Terapie sospese, badanti non confermati, ogni genere di disagio che si somma ad una condizione di per sé di estrema gravità rimane nel silenzio degli aventi diritto che stremati dalla necessità sono anche privati delle energie per ribellarsi, per protestare e manifestare e moltissimi di loro non sono neanche nelle condizioni di farlo. E questo mi fa arrabbiare più di tutto il resto. Questa è la discriminazione più violenta, brutale e terribile. Si infligge un danno ennesimo chi non può fendersi.

Ma questi dirigenti non si sentono un pochino incapaci, limitati, colpevoli, inadeguati per non riuscire a garantire la fascia più debole e fragile della comunità? Si ricordano che siamo tutti potenzialmente facente pare di un pezzo di fragilità? Ricordano la Costituzione?

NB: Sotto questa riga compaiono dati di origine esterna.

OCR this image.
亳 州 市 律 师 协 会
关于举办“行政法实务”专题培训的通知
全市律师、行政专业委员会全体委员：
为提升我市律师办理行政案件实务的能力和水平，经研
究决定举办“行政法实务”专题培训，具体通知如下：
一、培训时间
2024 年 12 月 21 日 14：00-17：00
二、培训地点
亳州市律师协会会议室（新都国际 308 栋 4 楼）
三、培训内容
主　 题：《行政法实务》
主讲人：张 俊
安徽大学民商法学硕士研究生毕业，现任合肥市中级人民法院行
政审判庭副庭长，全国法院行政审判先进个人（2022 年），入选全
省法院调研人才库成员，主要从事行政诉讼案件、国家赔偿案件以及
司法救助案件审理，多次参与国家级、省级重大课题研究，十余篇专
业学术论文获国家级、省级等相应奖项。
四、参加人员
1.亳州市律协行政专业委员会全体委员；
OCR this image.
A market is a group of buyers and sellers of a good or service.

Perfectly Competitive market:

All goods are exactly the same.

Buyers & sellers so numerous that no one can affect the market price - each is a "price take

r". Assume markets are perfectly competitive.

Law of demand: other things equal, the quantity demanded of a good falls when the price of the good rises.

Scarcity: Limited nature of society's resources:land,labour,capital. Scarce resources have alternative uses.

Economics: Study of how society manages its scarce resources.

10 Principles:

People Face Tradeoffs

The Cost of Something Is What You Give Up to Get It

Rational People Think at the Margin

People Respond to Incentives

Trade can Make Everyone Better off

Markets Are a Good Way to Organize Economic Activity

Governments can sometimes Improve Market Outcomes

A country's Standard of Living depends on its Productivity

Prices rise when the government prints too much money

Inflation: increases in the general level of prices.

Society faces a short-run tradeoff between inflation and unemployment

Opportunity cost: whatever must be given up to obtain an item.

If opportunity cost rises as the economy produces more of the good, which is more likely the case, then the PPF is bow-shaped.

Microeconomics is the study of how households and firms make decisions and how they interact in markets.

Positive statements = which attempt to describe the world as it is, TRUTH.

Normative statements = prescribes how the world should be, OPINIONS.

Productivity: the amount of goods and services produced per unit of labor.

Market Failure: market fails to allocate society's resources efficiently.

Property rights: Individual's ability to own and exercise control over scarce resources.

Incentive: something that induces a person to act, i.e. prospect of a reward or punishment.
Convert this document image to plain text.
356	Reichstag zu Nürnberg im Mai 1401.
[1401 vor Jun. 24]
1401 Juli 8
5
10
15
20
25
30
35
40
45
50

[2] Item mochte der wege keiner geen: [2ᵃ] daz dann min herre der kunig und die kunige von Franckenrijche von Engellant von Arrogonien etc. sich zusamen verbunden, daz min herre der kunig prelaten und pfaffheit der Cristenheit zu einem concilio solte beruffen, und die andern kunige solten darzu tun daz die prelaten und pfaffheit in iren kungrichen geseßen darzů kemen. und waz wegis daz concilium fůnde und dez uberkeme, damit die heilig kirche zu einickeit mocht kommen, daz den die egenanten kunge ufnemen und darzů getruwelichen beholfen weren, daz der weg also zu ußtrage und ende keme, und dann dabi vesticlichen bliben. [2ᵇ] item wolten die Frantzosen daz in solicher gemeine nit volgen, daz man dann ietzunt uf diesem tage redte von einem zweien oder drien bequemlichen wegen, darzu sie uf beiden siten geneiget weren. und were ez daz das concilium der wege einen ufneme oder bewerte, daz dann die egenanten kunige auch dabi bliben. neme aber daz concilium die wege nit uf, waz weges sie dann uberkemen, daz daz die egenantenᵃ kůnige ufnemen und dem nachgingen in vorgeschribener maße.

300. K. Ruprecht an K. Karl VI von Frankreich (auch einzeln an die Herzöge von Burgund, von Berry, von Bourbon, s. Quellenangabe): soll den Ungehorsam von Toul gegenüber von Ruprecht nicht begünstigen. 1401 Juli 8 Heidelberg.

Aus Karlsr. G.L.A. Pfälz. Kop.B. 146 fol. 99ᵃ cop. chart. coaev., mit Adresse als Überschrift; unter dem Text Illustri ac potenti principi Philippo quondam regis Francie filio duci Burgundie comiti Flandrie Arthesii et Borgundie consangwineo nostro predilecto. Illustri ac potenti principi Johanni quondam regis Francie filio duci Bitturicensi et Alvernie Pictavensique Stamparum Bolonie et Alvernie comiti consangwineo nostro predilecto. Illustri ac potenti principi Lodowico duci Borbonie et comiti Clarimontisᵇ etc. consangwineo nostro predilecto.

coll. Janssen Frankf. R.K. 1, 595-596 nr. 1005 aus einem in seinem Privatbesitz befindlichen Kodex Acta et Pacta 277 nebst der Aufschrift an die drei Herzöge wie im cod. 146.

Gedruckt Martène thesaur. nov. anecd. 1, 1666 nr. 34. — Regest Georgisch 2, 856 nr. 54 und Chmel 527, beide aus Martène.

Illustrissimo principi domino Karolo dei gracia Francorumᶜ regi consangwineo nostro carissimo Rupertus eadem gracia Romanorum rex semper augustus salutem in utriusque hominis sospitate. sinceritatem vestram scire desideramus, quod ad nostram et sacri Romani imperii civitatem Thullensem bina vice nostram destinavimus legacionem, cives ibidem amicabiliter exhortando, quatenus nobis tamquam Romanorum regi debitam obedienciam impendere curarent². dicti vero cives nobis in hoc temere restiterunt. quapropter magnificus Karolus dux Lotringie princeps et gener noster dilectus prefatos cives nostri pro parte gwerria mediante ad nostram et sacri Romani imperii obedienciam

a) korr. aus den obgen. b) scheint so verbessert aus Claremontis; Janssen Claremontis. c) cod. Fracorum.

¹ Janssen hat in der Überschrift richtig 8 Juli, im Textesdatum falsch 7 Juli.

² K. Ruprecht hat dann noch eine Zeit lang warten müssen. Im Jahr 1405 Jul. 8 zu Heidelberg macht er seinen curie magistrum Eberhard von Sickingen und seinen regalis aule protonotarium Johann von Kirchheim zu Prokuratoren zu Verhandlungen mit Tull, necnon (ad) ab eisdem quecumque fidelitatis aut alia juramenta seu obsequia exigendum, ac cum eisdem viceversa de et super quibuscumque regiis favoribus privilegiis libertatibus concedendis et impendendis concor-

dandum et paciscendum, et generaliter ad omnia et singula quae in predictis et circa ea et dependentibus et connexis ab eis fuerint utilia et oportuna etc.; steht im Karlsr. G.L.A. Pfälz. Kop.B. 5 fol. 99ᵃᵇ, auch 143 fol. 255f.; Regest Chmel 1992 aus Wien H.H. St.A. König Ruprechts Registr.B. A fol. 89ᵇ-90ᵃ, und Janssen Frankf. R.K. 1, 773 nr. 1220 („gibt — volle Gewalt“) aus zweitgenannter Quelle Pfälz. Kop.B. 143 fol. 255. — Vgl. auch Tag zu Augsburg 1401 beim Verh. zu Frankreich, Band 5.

Abbiamo previsto in tempo una bellissima schermata per richiedere la disability card e ghettizzare meglio partendo dalla compilazione del modulo che non tiene conto di chi non è capace e deve affidarsi ad altri fornendo Spid e credenziali. Lì siamo stati velocissimi e chissà quanto costerà stampare queste meravigliose card: un bonifico invece richiede mesi. Il controsenso più assoluto. Lo specchio della realtà: apparenza e forma ma raramente sostanza.

Paghiamo i gravissimi che non possono resistere ogni volta a questa giostra della tortura psicologica e dello strazio penoso del non avere risorse per la propria condizione di vita. Voglio credere che riusciremo ad organizzarci e far partire subito tutti i municipi evitando la gara dei soliti bravi a capo e gli altri territori fanalino di coda che da dietro prendono in giro l’utente fragile che vive nel luogo sbagliato o nella terra di nessuno o dove il disabile è ancora un peso.

Perché poi quel cittadino decide che è stanco. E da quei gruppi crea un gruppo più grande e si difende e chiede di essere risarcito. E vince. Perché è disabile gravissimo non cretino. E’ bene ricordare anche questo.